On me place derrière, loin des caméras. Je ne suis pas assez télégénique pour tenir le premier rang. Déjà à l’école, j’étais toujours à l’écart pour la photo de classe. Et le “placeur” m’a fait remarquer avec un sourire mesquin que mon pantalon est légèrement trop court. Je m’en fiche. 

Obscurité. Silence. Lumière blanche presque médicale, musique si puissante qu’elle couvrirait le décollage d’un A380.

Le voilà.

Marcel descend un escalier immense en faisant bien attention de ne pas tomber, son pardessus le gêne dans ses mouvements. Je suis prêt à bondir. Si mon maître amorce une chute, je me sacrifierai et me jetterai entre Marcel et le sol, comme une poêle entre la crêpe et le feu. Heureusement, rien de tout cela n’arrive. Marcel atteint le plateau et rejoint la table où le présentateur et ses chroniqueurs l’attendent. Une table si grande que les yeux fatigués de Proust distinguent mal ses interlocuteurs.

Le public, nombreux, l’applaudit. Je suis fier, je regarde à droite, à gauche, tous ces inconnus, “Vous voyez, je vous l’avais dit c’est le plus grand ! Personne n’écrit comme lui”. 

Je suis debout et frappe dans mes mains tel un forcené. Le chauffeur de salle a tôt fait de me calmer par un regard assassin et un “ça va, fais-en pas trop non plus”. Je ne pense pas trop en faire, je m’estime même en-dessous de ce que Marcel mérite pourtant, il faut bien s’asseoir et se faire discret. Je ne voudrais pas être jeté hors du plateau. Ma tête arrête de pivoter et mes yeux s’accrochent à Proust.

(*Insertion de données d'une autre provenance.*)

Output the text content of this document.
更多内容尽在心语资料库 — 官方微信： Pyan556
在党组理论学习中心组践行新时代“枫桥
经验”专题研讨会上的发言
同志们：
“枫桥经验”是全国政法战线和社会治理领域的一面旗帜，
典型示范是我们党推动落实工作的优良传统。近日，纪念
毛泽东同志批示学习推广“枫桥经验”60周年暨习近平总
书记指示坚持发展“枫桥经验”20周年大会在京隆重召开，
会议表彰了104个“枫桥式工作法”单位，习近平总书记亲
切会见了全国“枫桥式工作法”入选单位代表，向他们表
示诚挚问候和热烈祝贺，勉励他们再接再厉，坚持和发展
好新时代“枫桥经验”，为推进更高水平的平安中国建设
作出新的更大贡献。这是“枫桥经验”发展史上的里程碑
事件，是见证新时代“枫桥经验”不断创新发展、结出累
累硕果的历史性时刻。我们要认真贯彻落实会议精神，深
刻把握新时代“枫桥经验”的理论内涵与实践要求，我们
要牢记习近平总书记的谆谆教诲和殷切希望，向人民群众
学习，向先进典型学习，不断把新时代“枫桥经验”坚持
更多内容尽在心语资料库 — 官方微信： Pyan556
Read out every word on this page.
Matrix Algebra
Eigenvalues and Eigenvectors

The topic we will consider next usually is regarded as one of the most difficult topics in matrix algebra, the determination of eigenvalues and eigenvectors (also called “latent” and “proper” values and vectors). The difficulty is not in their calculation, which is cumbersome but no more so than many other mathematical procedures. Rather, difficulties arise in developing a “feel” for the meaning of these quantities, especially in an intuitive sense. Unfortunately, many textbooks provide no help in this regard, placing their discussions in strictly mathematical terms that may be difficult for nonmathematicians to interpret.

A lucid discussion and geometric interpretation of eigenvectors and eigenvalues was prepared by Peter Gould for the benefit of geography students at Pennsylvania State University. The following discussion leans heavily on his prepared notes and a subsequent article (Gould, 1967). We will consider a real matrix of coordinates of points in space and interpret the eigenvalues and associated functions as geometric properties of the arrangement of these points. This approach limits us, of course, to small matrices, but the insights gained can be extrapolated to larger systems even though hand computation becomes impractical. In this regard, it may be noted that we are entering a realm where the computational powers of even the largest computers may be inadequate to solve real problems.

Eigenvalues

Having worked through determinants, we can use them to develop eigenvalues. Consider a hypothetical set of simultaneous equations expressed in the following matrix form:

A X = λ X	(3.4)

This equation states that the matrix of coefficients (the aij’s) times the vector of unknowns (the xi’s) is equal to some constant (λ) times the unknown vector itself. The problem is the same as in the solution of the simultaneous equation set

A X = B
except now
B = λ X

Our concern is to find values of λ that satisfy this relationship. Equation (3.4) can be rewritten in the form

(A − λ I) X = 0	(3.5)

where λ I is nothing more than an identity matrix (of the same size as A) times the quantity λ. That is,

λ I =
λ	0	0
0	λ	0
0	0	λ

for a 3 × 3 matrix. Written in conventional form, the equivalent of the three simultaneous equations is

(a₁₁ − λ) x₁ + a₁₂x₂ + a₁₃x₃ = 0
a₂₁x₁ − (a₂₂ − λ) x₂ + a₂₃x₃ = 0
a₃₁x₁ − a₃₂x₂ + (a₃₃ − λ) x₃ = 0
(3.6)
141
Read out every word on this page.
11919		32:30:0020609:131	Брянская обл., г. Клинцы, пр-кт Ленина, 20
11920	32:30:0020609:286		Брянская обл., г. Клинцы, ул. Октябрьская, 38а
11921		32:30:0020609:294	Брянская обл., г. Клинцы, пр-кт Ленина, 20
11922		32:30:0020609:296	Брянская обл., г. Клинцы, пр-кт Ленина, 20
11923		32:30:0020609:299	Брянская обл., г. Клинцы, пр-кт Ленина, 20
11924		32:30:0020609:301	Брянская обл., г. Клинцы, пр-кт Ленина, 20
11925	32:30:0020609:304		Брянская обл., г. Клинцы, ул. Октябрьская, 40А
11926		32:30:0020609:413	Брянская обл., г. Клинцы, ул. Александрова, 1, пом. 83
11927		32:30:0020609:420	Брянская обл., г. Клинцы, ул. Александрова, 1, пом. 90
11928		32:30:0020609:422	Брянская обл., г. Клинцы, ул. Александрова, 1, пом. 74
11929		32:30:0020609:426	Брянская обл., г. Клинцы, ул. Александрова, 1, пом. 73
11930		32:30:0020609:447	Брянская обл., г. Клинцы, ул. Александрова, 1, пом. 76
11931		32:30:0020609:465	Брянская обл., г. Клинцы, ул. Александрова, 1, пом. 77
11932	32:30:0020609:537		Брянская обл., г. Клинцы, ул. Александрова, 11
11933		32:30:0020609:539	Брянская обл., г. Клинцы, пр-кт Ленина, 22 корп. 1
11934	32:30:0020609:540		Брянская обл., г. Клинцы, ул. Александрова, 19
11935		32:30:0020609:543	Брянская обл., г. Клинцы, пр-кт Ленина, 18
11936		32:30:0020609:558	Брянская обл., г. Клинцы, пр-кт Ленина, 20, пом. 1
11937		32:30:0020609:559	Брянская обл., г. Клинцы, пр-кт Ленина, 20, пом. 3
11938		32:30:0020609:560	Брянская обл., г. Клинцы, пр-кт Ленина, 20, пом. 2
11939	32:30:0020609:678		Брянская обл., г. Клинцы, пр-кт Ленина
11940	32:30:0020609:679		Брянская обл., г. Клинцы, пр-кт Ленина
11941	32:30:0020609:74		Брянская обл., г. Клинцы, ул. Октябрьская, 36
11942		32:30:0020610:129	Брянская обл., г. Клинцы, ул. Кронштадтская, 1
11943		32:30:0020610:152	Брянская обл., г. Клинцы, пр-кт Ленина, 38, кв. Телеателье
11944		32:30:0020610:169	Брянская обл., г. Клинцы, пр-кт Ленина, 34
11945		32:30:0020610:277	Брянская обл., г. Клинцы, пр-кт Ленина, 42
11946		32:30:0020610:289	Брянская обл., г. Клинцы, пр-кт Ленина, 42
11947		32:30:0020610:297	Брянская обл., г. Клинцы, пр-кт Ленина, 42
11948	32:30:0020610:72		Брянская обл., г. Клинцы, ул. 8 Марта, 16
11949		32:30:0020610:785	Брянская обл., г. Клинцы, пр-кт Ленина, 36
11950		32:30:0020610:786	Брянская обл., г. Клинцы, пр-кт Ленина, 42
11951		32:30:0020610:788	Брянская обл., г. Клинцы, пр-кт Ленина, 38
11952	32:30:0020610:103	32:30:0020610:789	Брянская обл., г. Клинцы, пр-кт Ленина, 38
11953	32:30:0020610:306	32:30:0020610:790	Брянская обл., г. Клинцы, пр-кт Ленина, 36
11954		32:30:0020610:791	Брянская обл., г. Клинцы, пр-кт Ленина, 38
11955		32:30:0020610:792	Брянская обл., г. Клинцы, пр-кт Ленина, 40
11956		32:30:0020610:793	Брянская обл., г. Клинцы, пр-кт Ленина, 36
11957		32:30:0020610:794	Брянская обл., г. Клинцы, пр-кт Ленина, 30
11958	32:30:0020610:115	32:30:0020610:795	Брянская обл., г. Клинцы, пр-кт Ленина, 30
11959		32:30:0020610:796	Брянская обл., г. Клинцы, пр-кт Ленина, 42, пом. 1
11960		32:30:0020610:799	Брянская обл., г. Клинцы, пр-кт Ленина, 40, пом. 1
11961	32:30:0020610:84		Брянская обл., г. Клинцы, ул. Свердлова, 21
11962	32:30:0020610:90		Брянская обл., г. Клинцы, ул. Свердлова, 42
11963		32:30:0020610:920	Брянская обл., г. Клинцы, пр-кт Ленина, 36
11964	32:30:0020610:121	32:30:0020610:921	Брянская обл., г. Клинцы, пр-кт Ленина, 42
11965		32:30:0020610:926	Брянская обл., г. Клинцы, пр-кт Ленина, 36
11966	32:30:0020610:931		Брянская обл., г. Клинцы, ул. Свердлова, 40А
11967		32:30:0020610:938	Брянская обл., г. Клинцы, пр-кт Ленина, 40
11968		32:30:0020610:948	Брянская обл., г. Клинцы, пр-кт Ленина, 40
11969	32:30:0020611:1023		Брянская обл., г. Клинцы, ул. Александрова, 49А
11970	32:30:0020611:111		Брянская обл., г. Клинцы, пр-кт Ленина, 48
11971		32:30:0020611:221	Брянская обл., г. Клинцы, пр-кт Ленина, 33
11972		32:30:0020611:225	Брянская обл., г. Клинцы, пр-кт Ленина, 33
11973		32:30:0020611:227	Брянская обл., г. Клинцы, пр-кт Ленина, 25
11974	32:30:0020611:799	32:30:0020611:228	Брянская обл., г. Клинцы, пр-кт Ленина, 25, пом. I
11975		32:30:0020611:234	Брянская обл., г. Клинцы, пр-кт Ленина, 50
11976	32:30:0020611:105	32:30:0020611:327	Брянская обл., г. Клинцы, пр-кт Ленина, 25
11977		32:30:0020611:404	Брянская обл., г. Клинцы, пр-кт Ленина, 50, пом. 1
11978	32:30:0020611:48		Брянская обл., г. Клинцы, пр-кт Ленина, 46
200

Marcel est si timide qu’il regarde à peine la caméra. Le présentateur vedette lui demande s’il n’a pas trop chaud dans ce manteau digne d’«un homme préhistorique ». Le public rit, je transpire, Marcel aussi. On applaudit la plaisanterie, pas Jacques. Les hommes préhistoriques portaient-ils des manteaux ?

“Non, non, je suis très fragile, figurez-vous”.

“Alors, Marcel Proust, vous publiez Le Temps retrouvé, septième partie de votre œuvre gigantesque : À la recherche du temps perdu. La question qui nous vient naturellement à l’esprit est : Est-ce la fin de cette saga ?”. Sourire infini de l’animateur qui pourrait engloutir 3000 pages d’une seule bouchée.

Le terme « saga » a été choisi car nous sommes au sortir de l’été et que l’été, à la télévision, il y a des sagas.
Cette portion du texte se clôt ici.